Phase 5: Reporting and auditing
- Report transparently: Publicly and honestly document building and evaluation methods, including data sources, prompt development details, and any identified biases.
- Conduct post-launch auditing: Continuously audit the algorithm and outputs to monitor user experiences and assess social impacts.
Practical Lessons
Guided by NICE and ISPOR guidelines and standards, I reflect on my experience with AI-assisted data extraction to generate evidence for rare diseases.
Initially, my efforts were experimental, but over time, I shifted toward intentional development aligned with authority standards, even though they were not mandatory at the time.
Informed by both guidelines and my evolving experience, I undertook data extraction from 600+ literature sources spanning four rare diseases, which shaped my key lessons.
- Lesson 1: Developing a prompt library that is reusable across diseases is both feasible and efficient, as prompts perform well across different conditions.
- Lesson 2: AI data extraction varies in accuracy and consistency across data elements.
- Lesson 3: When thorough documentation is maintained, responsible use and internal development are supported. Collaboration and review benefit from tracking models, prompt changes, and noting edge cases.
- Lesson 4: To build a robust quality assurance workflow, monitor for false positives and false negatives. Confirm that programs operate stably on consistent inputs.
- Lesson 5: Ensure human oversight is integrated at critical points in both operation and quality-assurance workflows.
- Lesson 6: Recording references with granular table-, figure-, and section-level precision facilitates cross-validation by multiple reviewers.
Future Directions
According to research presented at the 2025 ISPOR conferences, future directions for AI in literature reviews focus on improving technical capabilities, developing regulatory guidance, and expanding into specialized areas.
Key future trajectories include:
Technical optimization
Researchers and developers advance AI-assisted table extraction methods, assess study quality, and work to reduce false negatives while enhancing the sensitivity and specificity of screening tools.
Standardized guidelines and frameworks
Stakeholders and HTA agencies continuously collaborate to develop standardized frameworks that ensure the reliability and reproducibility of AI tools and to establish industry standards.
Specialized applications
Researchers move toward specialized applications.
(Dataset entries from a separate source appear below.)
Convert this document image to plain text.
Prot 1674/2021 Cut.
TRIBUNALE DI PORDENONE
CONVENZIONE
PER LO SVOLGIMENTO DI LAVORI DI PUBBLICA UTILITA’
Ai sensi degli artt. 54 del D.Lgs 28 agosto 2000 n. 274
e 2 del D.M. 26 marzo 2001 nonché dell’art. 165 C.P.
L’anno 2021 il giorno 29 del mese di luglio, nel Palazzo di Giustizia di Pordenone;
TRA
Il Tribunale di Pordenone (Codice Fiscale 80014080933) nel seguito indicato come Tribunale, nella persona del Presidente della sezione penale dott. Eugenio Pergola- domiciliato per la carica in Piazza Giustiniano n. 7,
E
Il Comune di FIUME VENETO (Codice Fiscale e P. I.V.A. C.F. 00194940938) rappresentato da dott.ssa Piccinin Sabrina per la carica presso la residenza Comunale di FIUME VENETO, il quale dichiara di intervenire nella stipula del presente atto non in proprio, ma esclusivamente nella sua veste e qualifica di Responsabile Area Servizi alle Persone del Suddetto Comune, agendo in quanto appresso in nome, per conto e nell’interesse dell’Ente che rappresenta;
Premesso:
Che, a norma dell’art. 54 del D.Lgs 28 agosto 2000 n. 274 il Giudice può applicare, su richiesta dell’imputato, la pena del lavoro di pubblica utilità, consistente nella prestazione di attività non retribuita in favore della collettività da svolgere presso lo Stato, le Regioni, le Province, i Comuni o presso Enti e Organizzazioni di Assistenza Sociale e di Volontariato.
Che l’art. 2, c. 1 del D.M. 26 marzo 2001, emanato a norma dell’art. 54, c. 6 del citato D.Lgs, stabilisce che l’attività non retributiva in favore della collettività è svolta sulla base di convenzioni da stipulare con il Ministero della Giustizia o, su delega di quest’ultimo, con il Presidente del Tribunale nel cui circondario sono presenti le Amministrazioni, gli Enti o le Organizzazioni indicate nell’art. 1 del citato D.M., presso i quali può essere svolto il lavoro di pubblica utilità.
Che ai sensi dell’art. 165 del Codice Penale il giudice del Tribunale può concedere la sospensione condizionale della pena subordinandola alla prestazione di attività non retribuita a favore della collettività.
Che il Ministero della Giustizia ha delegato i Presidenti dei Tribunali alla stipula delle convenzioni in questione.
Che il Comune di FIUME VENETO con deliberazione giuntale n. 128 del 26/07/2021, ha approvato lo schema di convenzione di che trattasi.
For example, they use rapid AI reviews to support orphan drug applications that require specific prevalence evidence. They also accelerate systematic reviews and meta-analyses in epidemiology with AI.
Human-AI partnership
AI complements, rather than replaces, human expertise. Experts oversee interpretation, control data, and ensure regulatory compliance while AI plays a supportive role.
Reference
- Gartlehner, G., et al. (2024). Data extraction for evidence synthesis using a large language model: A proof-of-concept study. Research synthesis methods, 15(4), 576–589. https://doi.org/10.1002/jrsm.1710
- Gartlehner, G., et al. (2025). From promise to practice: challenges and pitfalls in the evaluation of large language models for data extraction in evidence synthesis. BMJ evidence-based medicine, 30(6), 385–389. https://doi.org/10.1136/bmjebm-2024-113199
- Lee, K., et al. (2024). SEETrials: Leveraging large language models for safety and efficacy extraction in oncology clinical trials. Informatics in medicine unlocked, 50, 101589. https://doi.org/10.1016/j.imu.2024.101589
- Fleurence, R. L., et al. (2025). ELEVATE-GenAI: Reporting Guidelines for the Use of Large Language Models in Health Economics and Outcomes Research: An ISPOR Working Group Report. Value in health : the journal of the International Society for Pharmacoeconomics and Outcomes Research, 28(11), 1611–1625. https://doi.org/10.1016/j.jval.2025.06.018
- Responsible use of AI in evidence SynthEsis (RAISE): recommendations and guidance. Open Science Framework.